Revitalisasi sudah sejak Zaman Belanda


Banyaknya bangunan-bangunan Kolonial di Kawasan Kota Tua Provinsi DKI Jakarta menjadikannya daya tarik tersendiri bagi wisatawan sehingga upaya pengelolaan perlu dilakukan untuk melindungi dan menjaga bangunan supaya tetap lestari agar dapat dimanfaatkan sebagai objek wisata. Pelestarian dan revitalisasi Kota Tua ternyata telah dilakukan sejak Pemerintahan Kolonial Belanda pada 1905-1929 untuk membangun kembali kota tahun 1808.
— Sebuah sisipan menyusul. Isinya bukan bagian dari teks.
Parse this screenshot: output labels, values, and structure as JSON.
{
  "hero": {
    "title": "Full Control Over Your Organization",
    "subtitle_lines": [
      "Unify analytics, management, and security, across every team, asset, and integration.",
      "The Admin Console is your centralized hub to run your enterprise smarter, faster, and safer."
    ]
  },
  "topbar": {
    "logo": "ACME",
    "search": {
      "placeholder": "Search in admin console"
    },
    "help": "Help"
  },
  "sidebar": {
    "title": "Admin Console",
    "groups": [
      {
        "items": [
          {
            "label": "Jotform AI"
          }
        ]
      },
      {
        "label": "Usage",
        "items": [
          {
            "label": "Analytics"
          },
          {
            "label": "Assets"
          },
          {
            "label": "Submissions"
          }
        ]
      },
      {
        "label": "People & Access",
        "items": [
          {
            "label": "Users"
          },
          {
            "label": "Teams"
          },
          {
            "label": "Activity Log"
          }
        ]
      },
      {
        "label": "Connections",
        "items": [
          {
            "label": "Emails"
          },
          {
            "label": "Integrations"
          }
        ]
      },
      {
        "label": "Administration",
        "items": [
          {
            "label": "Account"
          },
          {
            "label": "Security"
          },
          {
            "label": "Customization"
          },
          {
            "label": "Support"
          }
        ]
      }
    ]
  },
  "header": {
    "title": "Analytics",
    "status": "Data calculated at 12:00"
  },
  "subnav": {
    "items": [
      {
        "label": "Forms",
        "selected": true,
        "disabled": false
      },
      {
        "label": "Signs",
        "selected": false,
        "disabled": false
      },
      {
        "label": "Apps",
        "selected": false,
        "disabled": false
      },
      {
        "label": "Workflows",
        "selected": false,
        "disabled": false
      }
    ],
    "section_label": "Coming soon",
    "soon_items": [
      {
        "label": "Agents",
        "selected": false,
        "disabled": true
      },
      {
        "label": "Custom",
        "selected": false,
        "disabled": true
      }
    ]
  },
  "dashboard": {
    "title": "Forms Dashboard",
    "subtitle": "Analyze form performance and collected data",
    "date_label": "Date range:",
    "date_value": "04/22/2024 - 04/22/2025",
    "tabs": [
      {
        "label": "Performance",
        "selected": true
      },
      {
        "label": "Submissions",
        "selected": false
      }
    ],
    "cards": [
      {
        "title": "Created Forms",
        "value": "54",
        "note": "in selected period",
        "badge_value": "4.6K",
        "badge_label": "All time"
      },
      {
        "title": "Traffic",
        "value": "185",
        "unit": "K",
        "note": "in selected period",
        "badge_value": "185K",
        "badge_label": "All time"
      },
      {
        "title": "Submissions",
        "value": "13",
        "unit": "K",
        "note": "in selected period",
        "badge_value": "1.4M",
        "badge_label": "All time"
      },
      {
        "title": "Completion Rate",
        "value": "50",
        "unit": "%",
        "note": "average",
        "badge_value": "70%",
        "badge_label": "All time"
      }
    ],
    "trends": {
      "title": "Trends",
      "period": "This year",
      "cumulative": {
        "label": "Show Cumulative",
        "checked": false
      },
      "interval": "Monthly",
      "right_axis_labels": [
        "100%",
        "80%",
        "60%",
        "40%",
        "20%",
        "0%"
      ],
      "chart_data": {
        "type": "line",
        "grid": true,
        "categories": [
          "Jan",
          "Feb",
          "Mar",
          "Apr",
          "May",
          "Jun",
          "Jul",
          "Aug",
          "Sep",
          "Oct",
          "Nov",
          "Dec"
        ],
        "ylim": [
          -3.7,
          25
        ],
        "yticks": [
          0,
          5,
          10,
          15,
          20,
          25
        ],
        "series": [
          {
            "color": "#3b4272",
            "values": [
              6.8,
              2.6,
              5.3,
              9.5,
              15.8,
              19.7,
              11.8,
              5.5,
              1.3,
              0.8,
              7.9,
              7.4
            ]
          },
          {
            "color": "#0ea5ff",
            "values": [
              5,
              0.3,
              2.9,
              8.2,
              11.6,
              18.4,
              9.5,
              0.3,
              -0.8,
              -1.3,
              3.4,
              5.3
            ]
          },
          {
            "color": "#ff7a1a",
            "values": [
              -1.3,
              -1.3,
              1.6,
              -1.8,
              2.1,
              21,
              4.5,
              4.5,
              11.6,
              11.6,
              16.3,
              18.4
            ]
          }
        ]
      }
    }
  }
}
Pekerjaan selama 24 tahun tersebut mampu mencakup kawasan seluas 105 ha. Kemudian revitalisasi juga dilakukan hampir semua periode sejak Sukarno, Ali Sadikin hingga gubernur-gubernur sekarang tetap melakukannya dengan total cakupan 334 ha, demikian pemaparan Norviadi S Husodo.


Perlunya strategi pengembangan untuk wisatawan Kota Tua maka 3A (Attraction, Access, Amenity) merupakan konsep yang ditawarkan. Upaya tersebut mampu menarik wisatawan dan betah untuk berkunjung lebih lama, ditambah lagi dengan pengembangan Pecinan, Pakojan, dan Pelabuhan Sunda. Setiap tempat sangat mendukung untuk berswafoto, maka silakan datang dan kami akan menyambut dengan senang hati. Jika perlu untuk kegiatan mahasiswa arkeologi sangat mendukung, demikian tambah Norviadi.




Kekhawatiran terhadap pengunjung


Yohanes Erik selaku Ketua Gorontalo Heritage menambahkan perlu konsep 3A+ yaitu ditambahkan awareness yaitu kesadaran pengunjung dalam situasi Pandemi Covid-19, perlunya sebuah protokoler kesehatan bagi pengunjung dan ada pergeseran pariwisata saat ini Era New Normal antara lain solo traveling, awareness tour, dan virtual tour.


Hal senada disampaikan oleh Khairil Anwar dari Gresik tentang kesiapan Pengelola Kota Tua Jakarta dengan protokoler tersebut terutama moda angkut yang tidak melibatkan banyak orang.

 

 

Albertus Kriswandono yang banyak menangani Kota Lama Semarang juga membagi pengalamannya dalam pengelolaankota tua. Pengembangan dan pemanfaatan kota lama jadi terjadi pandemi yang memang sebelumnya ke arah wisata, perlu diupayakan menjaga tidak terjadi kecelakaan berwisata.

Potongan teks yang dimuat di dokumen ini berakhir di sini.